How Elevators Really Work

You use them at the office and wait for them at hotels — elevators are ubiquitously present metallic beasts of burden. The 1800s brought new construction ideas into this world with the advent of revolutionary iron and steel production processes. Architects and engineers threw caution to the wind and started using their genius minds to construct buildings that looked like something out of a Dr. Seuss book.

The only reason you can scale these gargantuan models of architecture is the elevator. Imagine living in a city like New York without one — as if not being able to drive around was not bad enough!

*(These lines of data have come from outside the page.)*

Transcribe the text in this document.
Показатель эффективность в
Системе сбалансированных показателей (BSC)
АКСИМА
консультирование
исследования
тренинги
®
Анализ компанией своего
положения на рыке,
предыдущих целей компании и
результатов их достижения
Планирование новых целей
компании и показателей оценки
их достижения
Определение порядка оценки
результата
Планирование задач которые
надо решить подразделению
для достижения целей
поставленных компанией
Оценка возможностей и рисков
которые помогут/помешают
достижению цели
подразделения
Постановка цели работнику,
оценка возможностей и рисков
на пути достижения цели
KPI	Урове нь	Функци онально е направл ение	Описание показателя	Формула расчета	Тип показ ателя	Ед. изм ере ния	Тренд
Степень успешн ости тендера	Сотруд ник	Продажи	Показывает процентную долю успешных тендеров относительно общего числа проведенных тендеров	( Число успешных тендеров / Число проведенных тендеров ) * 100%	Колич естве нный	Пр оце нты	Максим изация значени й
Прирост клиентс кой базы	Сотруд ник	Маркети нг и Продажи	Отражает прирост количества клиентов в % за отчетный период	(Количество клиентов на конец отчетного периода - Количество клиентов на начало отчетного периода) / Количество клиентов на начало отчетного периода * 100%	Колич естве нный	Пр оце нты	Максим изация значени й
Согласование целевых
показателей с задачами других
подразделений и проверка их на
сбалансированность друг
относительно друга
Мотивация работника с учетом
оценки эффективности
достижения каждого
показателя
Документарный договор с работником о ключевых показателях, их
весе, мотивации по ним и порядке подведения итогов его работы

Not limited to just high-rises, these boxes of metal also come in handy when you are taking your grandma to the doctor’s or for handicapped people needing access to multistoried buildings.

Types of Elevators

If you want to understand how an elevator works, just imagine a compartment system being able to move because of the lifting system it is attached to. That is the plan for a basic elevator. The modern freight and passenger ones are way more elaborate. The two major designs in use today are:

Hydraulic: A cylinder is attached to a fluid-pumping system. This system has a reservoir, a pump, and a valve between the reservoir and cylinder. When the pump forces the fluid into the cylinder, it pushes a piston up which lifts the elevator car.

 

Since a motor powers the pump, when you press the button to go to the 325th floor, the control system asks very nicely and the motor turns the pump off. The fluid in the cylinder stays in and the piston rests on it, keeping the car in place.

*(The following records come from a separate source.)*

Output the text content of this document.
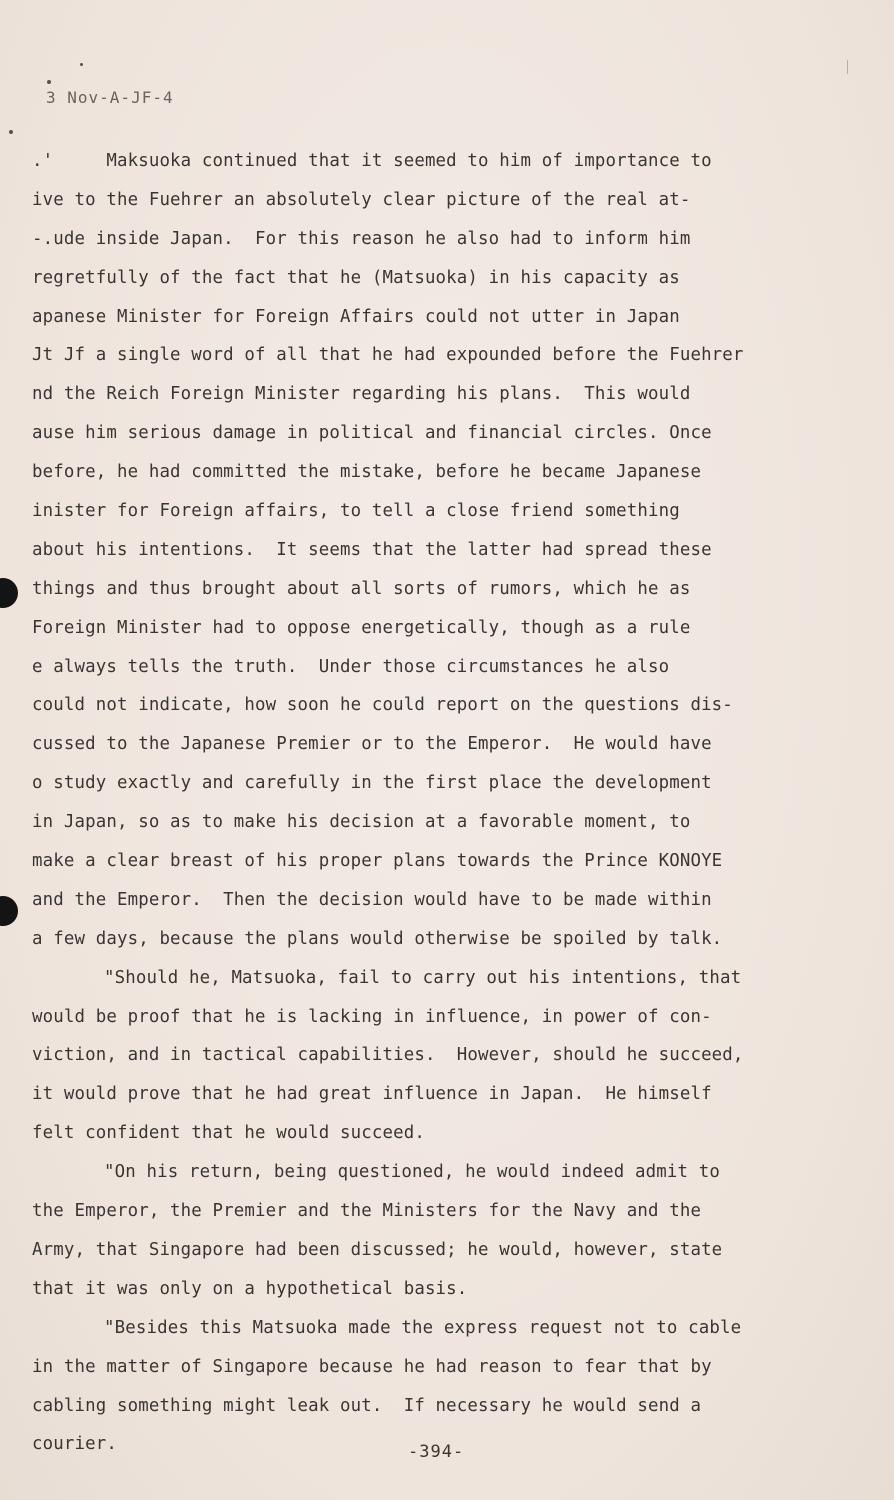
3 Nov-A-JF-4
.'     Maksuoka continued that it seemed to him of importance to
ive to the Fuehrer an absolutely clear picture of the real at-
-.ude inside Japan.  For this reason he also had to inform him
regretfully of the fact that he (Matsuoka) in his capacity as
apanese Minister for Foreign Affairs could not utter in Japan
Jt Jf a single word of all that he had expounded before the Fuehrer
nd the Reich Foreign Minister regarding his plans.  This would
ause him serious damage in political and financial circles. Once
before, he had committed the mistake, before he became Japanese
inister for Foreign affairs, to tell a close friend something
about his intentions.  It seems that the latter had spread these
things and thus brought about all sorts of rumors, which he as
Foreign Minister had to oppose energetically, though as a rule
e always tells the truth.  Under those circumstances he also
could not indicate, how soon he could report on the questions dis-
cussed to the Japanese Premier or to the Emperor.  He would have
o study exactly and carefully in the first place the development
in Japan, so as to make his decision at a favorable moment, to
make a clear breast of his proper plans towards the Prince KONOYE
and the Emperor.  Then the decision would have to be made within
a few days, because the plans would otherwise be spoiled by talk.
"Should he, Matsuoka, fail to carry out his intentions, that
would be proof that he is lacking in influence, in power of con-
viction, and in tactical capabilities.  However, should he succeed,
it would prove that he had great influence in Japan.  He himself
felt confident that he would succeed.
"On his return, being questioned, he would indeed admit to
the Emperor, the Premier and the Ministers for the Navy and the
Army, that Singapore had been discussed; he would, however, state
that it was only on a hypothetical basis.
"Besides this Matsuoka made the express request not to cable
in the matter of Singapore because he had reason to fear that by
cabling something might leak out.  If necessary he would send a
courier.	-394-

When the car needs to go back down, the control system signals the valve again which opens to let the fluid out. The car’s weight— and yours —push the piston down and the car moves.

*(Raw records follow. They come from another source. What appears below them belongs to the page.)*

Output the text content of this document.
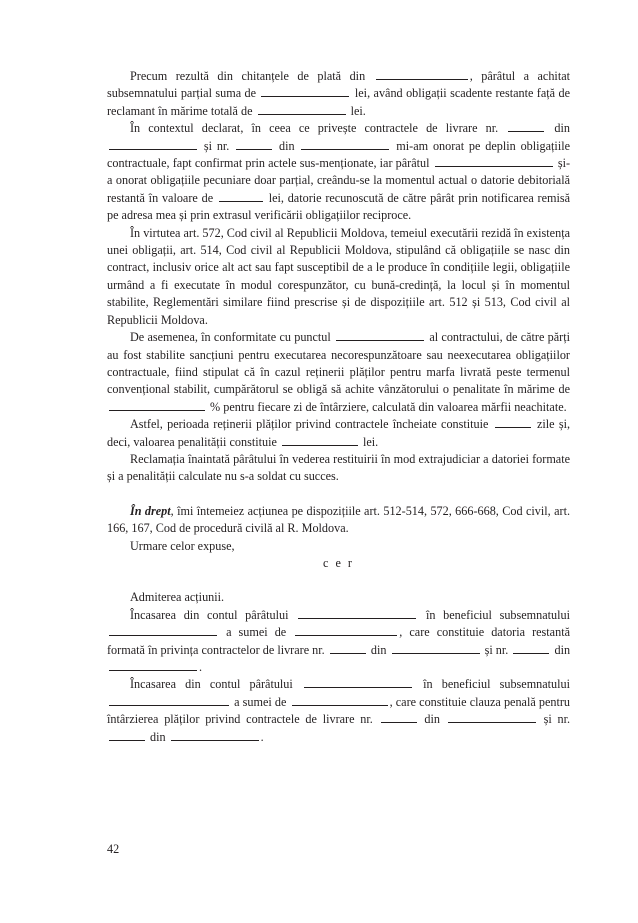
Precum rezultă din chitanțele de plată din	, pârâtul a achitat subsemnatului parțial suma de	lei, având obligații scadente restante față de reclamant în mărime totală de	lei.

În contextul declarat, în ceea ce privește contractele de livrare nr.	din  și nr.	din	mi-am onorat pe deplin obligațiile contractuale, fapt confirmat prin actele sus-menționate, iar pârâtul	și-a onorat obligațiile pecuniare doar parțial, creându-se la momentul actual o datorie debitorială restantă în valoare de	lei, datorie recunoscută de către pârât prin notificarea remisă pe adresa mea și prin extrasul verificării obligațiilor reciproce.

În virtutea art. 572, Cod civil al Republicii Moldova, temeiul executării rezidă în existența unei obligații, art. 514, Cod civil al Republicii Moldova, stipulând că obligațiile se nasc din contract, inclusiv orice alt act sau fapt susceptibil de a le produce în condițiile legii, obligațiile urmând a fi executate în modul corespunzător, cu bună-credință, la locul și în momentul stabilite, Reglementări similare fiind prescrise și de dispozițiile art. 512 și 513, Cod civil al Republicii Moldova.

De asemenea, în conformitate cu punctul	al contractului, de către părți au fost stabilite sancțiuni pentru executarea necorespunzătoare sau neexecutarea obligațiilor contractuale, fiind stipulat că în cazul reținerii plăților pentru marfa livrată peste termenul convențional stabilit, cumpărătorul se obligă să achite vânzătorului o penalitate în mărime de  % pentru fiecare zi de întârziere, calculată din valoarea mărfii neachitate.

Astfel, perioada reținerii plăților privind contractele încheiate constituie	zile și, deci, valoarea penalității constituie	lei.

Reclamația înaintată pârâtului în vederea restituirii în mod extrajudiciar a datoriei formate și a penalității calculate nu s-a soldat cu succes.

În drept, îmi întemeiez acțiunea pe dispozițiile art. 512-514, 572, 666-668, Cod civil, art. 166, 167, Cod de procedură civilă al R. Moldova.

Urmare celor expuse,

c e r

Admiterea acțiunii.

Încasarea din contul pârâtului	în beneficiul subsemnatului  a sumei de	, care constituie datoria restantă formată în privința contractelor de livrare nr.	din	și nr.	din .

Încasarea din contul pârâtului	în beneficiul subsemnatului  a sumei de	, care constituie clauza penală pentru întârzierea plăților privind contractele de livrare nr.	din	și nr.  din	.

42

Roped: The more popular design is the roped elevator. In them, the car moves by traction steel ropes rather than being pushed from below. Those ropes have been looped around a pulley with grooves around it. The pulley grips the ropes, rotating the ropes when it moves too. A motor moves the pulley, turning one way to raise the elevator and lowering it by moving the other way.

Congratulations. You now know more about elevators than 99.9 percent of the world’s population.